Holcim Loss Exceeds Estimates, Weighed Down by OverhaulPatrick Winters
Holcim Ltd. Chief Executive Officer Bernard Fontana said there will be no repeat of the European writedowns that caused the bigger-than-estimated quarterly loss at the world’s largest cement maker.
“We have done our write-offs,” Fontana told reporters at a press conference in Zurich.
After accelerating an overhaul of European operations, the focus is shifting to “stabilizing the situation” and improving results with a lower cost base, according to Chief Financial Officer Thomas Aebischer. Holcim had a fourth-quarter net loss of 161 million francs ($172.7 million), double analysts’ average estimate.
Fontana aims to cut European cement capacity by 10 percent and is closing plants as a construction slump erodes demand. Holcim said in December it is accelerating a program to deal with underperforming European plants as peers from France’s Lafarge SA to Mexico’s Cemex SAB de CV sell assets to cut debt acquired in pre-crisis takeovers.

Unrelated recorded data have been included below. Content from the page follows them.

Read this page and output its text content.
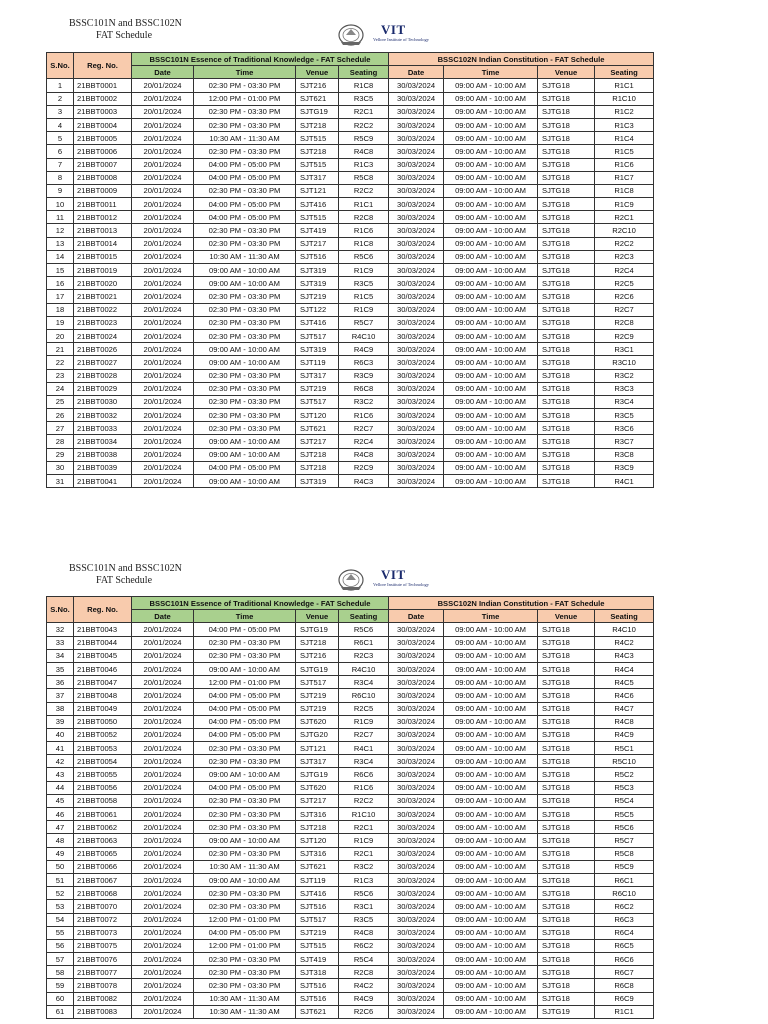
BSSC101N and BSSC102N
FAT Schedule	VIT
Vellore Institute of Technology
S.No.	Reg. No.	BSSC101N Essence of Traditional Knowledge - FAT Schedule				BSSC102N Indian Constitution - FAT Schedule			
		Date	Time	Venue	Seating	Date	Time	Venue	Seating
1	21BBT0001	20/01/2024	02:30 PM - 03:30 PM	SJT216	R1C8	30/03/2024	09:00 AM - 10:00 AM	SJTG18	R1C1
2	21BBT0002	20/01/2024	12:00 PM - 01:00 PM	SJT621	R3C5	30/03/2024	09:00 AM - 10:00 AM	SJTG18	R1C10
3	21BBT0003	20/01/2024	02:30 PM - 03:30 PM	SJTG19	R2C1	30/03/2024	09:00 AM - 10:00 AM	SJTG18	R1C2
4	21BBT0004	20/01/2024	02:30 PM - 03:30 PM	SJT218	R2C2	30/03/2024	09:00 AM - 10:00 AM	SJTG18	R1C3
5	21BBT0005	20/01/2024	10:30 AM - 11:30 AM	SJT515	R5C9	30/03/2024	09:00 AM - 10:00 AM	SJTG18	R1C4
6	21BBT0006	20/01/2024	02:30 PM - 03:30 PM	SJT218	R4C8	30/03/2024	09:00 AM - 10:00 AM	SJTG18	R1C5
7	21BBT0007	20/01/2024	04:00 PM - 05:00 PM	SJT515	R1C3	30/03/2024	09:00 AM - 10:00 AM	SJTG18	R1C6
8	21BBT0008	20/01/2024	04:00 PM - 05:00 PM	SJT317	R5C8	30/03/2024	09:00 AM - 10:00 AM	SJTG18	R1C7
9	21BBT0009	20/01/2024	02:30 PM - 03:30 PM	SJT121	R2C2	30/03/2024	09:00 AM - 10:00 AM	SJTG18	R1C8
10	21BBT0011	20/01/2024	04:00 PM - 05:00 PM	SJT416	R1C1	30/03/2024	09:00 AM - 10:00 AM	SJTG18	R1C9
11	21BBT0012	20/01/2024	04:00 PM - 05:00 PM	SJT515	R2C8	30/03/2024	09:00 AM - 10:00 AM	SJTG18	R2C1
12	21BBT0013	20/01/2024	02:30 PM - 03:30 PM	SJT419	R1C6	30/03/2024	09:00 AM - 10:00 AM	SJTG18	R2C10
13	21BBT0014	20/01/2024	02:30 PM - 03:30 PM	SJT217	R1C8	30/03/2024	09:00 AM - 10:00 AM	SJTG18	R2C2
14	21BBT0015	20/01/2024	10:30 AM - 11:30 AM	SJT516	R5C6	30/03/2024	09:00 AM - 10:00 AM	SJTG18	R2C3
15	21BBT0019	20/01/2024	09:00 AM - 10:00 AM	SJT319	R1C9	30/03/2024	09:00 AM - 10:00 AM	SJTG18	R2C4
16	21BBT0020	20/01/2024	09:00 AM - 10:00 AM	SJT319	R3C5	30/03/2024	09:00 AM - 10:00 AM	SJTG18	R2C5
17	21BBT0021	20/01/2024	02:30 PM - 03:30 PM	SJT219	R1C5	30/03/2024	09:00 AM - 10:00 AM	SJTG18	R2C6
18	21BBT0022	20/01/2024	02:30 PM - 03:30 PM	SJT122	R1C9	30/03/2024	09:00 AM - 10:00 AM	SJTG18	R2C7
19	21BBT0023	20/01/2024	02:30 PM - 03:30 PM	SJT416	R5C7	30/03/2024	09:00 AM - 10:00 AM	SJTG18	R2C8
20	21BBT0024	20/01/2024	02:30 PM - 03:30 PM	SJT517	R4C10	30/03/2024	09:00 AM - 10:00 AM	SJTG18	R2C9
21	21BBT0026	20/01/2024	09:00 AM - 10:00 AM	SJT319	R4C9	30/03/2024	09:00 AM - 10:00 AM	SJTG18	R3C1
22	21BBT0027	20/01/2024	09:00 AM - 10:00 AM	SJT119	R6C3	30/03/2024	09:00 AM - 10:00 AM	SJTG18	R3C10
23	21BBT0028	20/01/2024	02:30 PM - 03:30 PM	SJT317	R3C9	30/03/2024	09:00 AM - 10:00 AM	SJTG18	R3C2
24	21BBT0029	20/01/2024	02:30 PM - 03:30 PM	SJT219	R6C8	30/03/2024	09:00 AM - 10:00 AM	SJTG18	R3C3
25	21BBT0030	20/01/2024	02:30 PM - 03:30 PM	SJT517	R3C2	30/03/2024	09:00 AM - 10:00 AM	SJTG18	R3C4
26	21BBT0032	20/01/2024	02:30 PM - 03:30 PM	SJT120	R1C6	30/03/2024	09:00 AM - 10:00 AM	SJTG18	R3C5
27	21BBT0033	20/01/2024	02:30 PM - 03:30 PM	SJT621	R2C7	30/03/2024	09:00 AM - 10:00 AM	SJTG18	R3C6
28	21BBT0034	20/01/2024	09:00 AM - 10:00 AM	SJT217	R2C4	30/03/2024	09:00 AM - 10:00 AM	SJTG18	R3C7
29	21BBT0038	20/01/2024	09:00 AM - 10:00 AM	SJT218	R4C8	30/03/2024	09:00 AM - 10:00 AM	SJTG18	R3C8
30	21BBT0039	20/01/2024	04:00 PM - 05:00 PM	SJT218	R2C9	30/03/2024	09:00 AM - 10:00 AM	SJTG18	R3C9
31	21BBT0041	20/01/2024	09:00 AM - 10:00 AM	SJT319	R4C3	30/03/2024	09:00 AM - 10:00 AM	SJTG18	R4C1
BSSC101N and BSSC102N
FAT Schedule	VIT
Vellore Institute of Technology
S.No.	Reg. No.	BSSC101N Essence of Traditional Knowledge - FAT Schedule				BSSC102N Indian Constitution - FAT Schedule			
		Date	Time	Venue	Seating	Date	Time	Venue	Seating
32	21BBT0043	20/01/2024	04:00 PM - 05:00 PM	SJTG19	R5C6	30/03/2024	09:00 AM - 10:00 AM	SJTG18	R4C10
33	21BBT0044	20/01/2024	02:30 PM - 03:30 PM	SJT218	R6C1	30/03/2024	09:00 AM - 10:00 AM	SJTG18	R4C2
34	21BBT0045	20/01/2024	02:30 PM - 03:30 PM	SJT216	R2C3	30/03/2024	09:00 AM - 10:00 AM	SJTG18	R4C3
35	21BBT0046	20/01/2024	09:00 AM - 10:00 AM	SJTG19	R4C10	30/03/2024	09:00 AM - 10:00 AM	SJTG18	R4C4
36	21BBT0047	20/01/2024	12:00 PM - 01:00 PM	SJT517	R3C4	30/03/2024	09:00 AM - 10:00 AM	SJTG18	R4C5
37	21BBT0048	20/01/2024	04:00 PM - 05:00 PM	SJT219	R6C10	30/03/2024	09:00 AM - 10:00 AM	SJTG18	R4C6
38	21BBT0049	20/01/2024	04:00 PM - 05:00 PM	SJT219	R2C5	30/03/2024	09:00 AM - 10:00 AM	SJTG18	R4C7
39	21BBT0050	20/01/2024	04:00 PM - 05:00 PM	SJT620	R1C9	30/03/2024	09:00 AM - 10:00 AM	SJTG18	R4C8
40	21BBT0052	20/01/2024	04:00 PM - 05:00 PM	SJTG20	R2C7	30/03/2024	09:00 AM - 10:00 AM	SJTG18	R4C9
41	21BBT0053	20/01/2024	02:30 PM - 03:30 PM	SJT121	R4C1	30/03/2024	09:00 AM - 10:00 AM	SJTG18	R5C1
42	21BBT0054	20/01/2024	02:30 PM - 03:30 PM	SJT317	R3C4	30/03/2024	09:00 AM - 10:00 AM	SJTG18	R5C10
43	21BBT0055	20/01/2024	09:00 AM - 10:00 AM	SJTG19	R6C6	30/03/2024	09:00 AM - 10:00 AM	SJTG18	R5C2
44	21BBT0056	20/01/2024	04:00 PM - 05:00 PM	SJT620	R1C6	30/03/2024	09:00 AM - 10:00 AM	SJTG18	R5C3
45	21BBT0058	20/01/2024	02:30 PM - 03:30 PM	SJT217	R2C2	30/03/2024	09:00 AM - 10:00 AM	SJTG18	R5C4
46	21BBT0061	20/01/2024	02:30 PM - 03:30 PM	SJT316	R1C10	30/03/2024	09:00 AM - 10:00 AM	SJTG18	R5C5
47	21BBT0062	20/01/2024	02:30 PM - 03:30 PM	SJT218	R2C1	30/03/2024	09:00 AM - 10:00 AM	SJTG18	R5C6
48	21BBT0063	20/01/2024	09:00 AM - 10:00 AM	SJT120	R1C9	30/03/2024	09:00 AM - 10:00 AM	SJTG18	R5C7
49	21BBT0065	20/01/2024	02:30 PM - 03:30 PM	SJT316	R2C1	30/03/2024	09:00 AM - 10:00 AM	SJTG18	R5C8
50	21BBT0066	20/01/2024	10:30 AM - 11:30 AM	SJT621	R3C2	30/03/2024	09:00 AM - 10:00 AM	SJTG18	R5C9
51	21BBT0067	20/01/2024	09:00 AM - 10:00 AM	SJT119	R1C3	30/03/2024	09:00 AM - 10:00 AM	SJTG18	R6C1
52	21BBT0068	20/01/2024	02:30 PM - 03:30 PM	SJT416	R5C6	30/03/2024	09:00 AM - 10:00 AM	SJTG18	R6C10
53	21BBT0070	20/01/2024	02:30 PM - 03:30 PM	SJT516	R3C1	30/03/2024	09:00 AM - 10:00 AM	SJTG18	R6C2
54	21BBT0072	20/01/2024	12:00 PM - 01:00 PM	SJT517	R3C5	30/03/2024	09:00 AM - 10:00 AM	SJTG18	R6C3
55	21BBT0073	20/01/2024	04:00 PM - 05:00 PM	SJT219	R4C8	30/03/2024	09:00 AM - 10:00 AM	SJTG18	R6C4
56	21BBT0075	20/01/2024	12:00 PM - 01:00 PM	SJT515	R6C2	30/03/2024	09:00 AM - 10:00 AM	SJTG18	R6C5
57	21BBT0076	20/01/2024	02:30 PM - 03:30 PM	SJT419	R5C4	30/03/2024	09:00 AM - 10:00 AM	SJTG18	R6C6
58	21BBT0077	20/01/2024	02:30 PM - 03:30 PM	SJT318	R2C8	30/03/2024	09:00 AM - 10:00 AM	SJTG18	R6C7
59	21BBT0078	20/01/2024	02:30 PM - 03:30 PM	SJT516	R4C2	30/03/2024	09:00 AM - 10:00 AM	SJTG18	R6C8
60	21BBT0082	20/01/2024	10:30 AM - 11:30 AM	SJT516	R4C9	30/03/2024	09:00 AM - 10:00 AM	SJTG18	R6C9
61	21BBT0083	20/01/2024	10:30 AM - 11:30 AM	SJT621	R2C6	30/03/2024	09:00 AM - 10:00 AM	SJTG19	R1C1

Kepler Capital Markets analyst Josep Pujal said he was a “little disappointed” with the quarterly results.
Shares in Holcim rose 1.9 percent to 73.25 francs as of 3:11 p.m. in Zurich, reversing earlier declines. Trading volumes were about 62 percent more than the three-month daily average, according to data compiled by Bloomberg.
Sales rose 1.2 percent to 5.35 billion francs, compared with a 5.52 billion-franc estimate in a survey of analysts by Bloomberg.
Cash restructuring costs of 181 million francs and 457 million francs in asset writedowns hurt results as Holcim adjusted capacity from Belgium to Italy. The Jona-based cement-maker said in December it would book a 410-million-franc charge for writedowns on property, plants and equipment related to a European restructuring.
Rival Lafarge SA reported earnings last week that beat analyst estimates as sales rose in Asia and Latin America. HeidelbergCement AG also beat predictions. Holcim’s restructuring costs for the 2012 full-year increased 50 percent from a year earlier to 1 billion francs, the Swiss company said.
Holcim’s strong debt reduction and upbeat outlook for profitability remained positive points in today’s results, Kepler’s Pujal said.
The cement-maker forecast “significant” growth in operating profit in 2013 on rising cement sales in Asia, North America and Latin America and as efficiency improvements from a savings program begun by Fontana last year gain momentum.
Holcim will focus resources on optimizing its cement positions in India, Indonesia and the U.S. rather than moving into new markets, Aebischer said.
“We are not open to putting up a flag everywhere for Holcim,” he said.
Holcim, which has promised to save 1.5 billion francs with efficiency gains in areas such as procurement and logistics by 2014, raised 375 million francs in December through asset sales in Thailand and Guatemala.
The company proposed a dividend of 1.15 francs a share, beating the 1.10 franc estimate of analysts in data compiled by Bloomberg.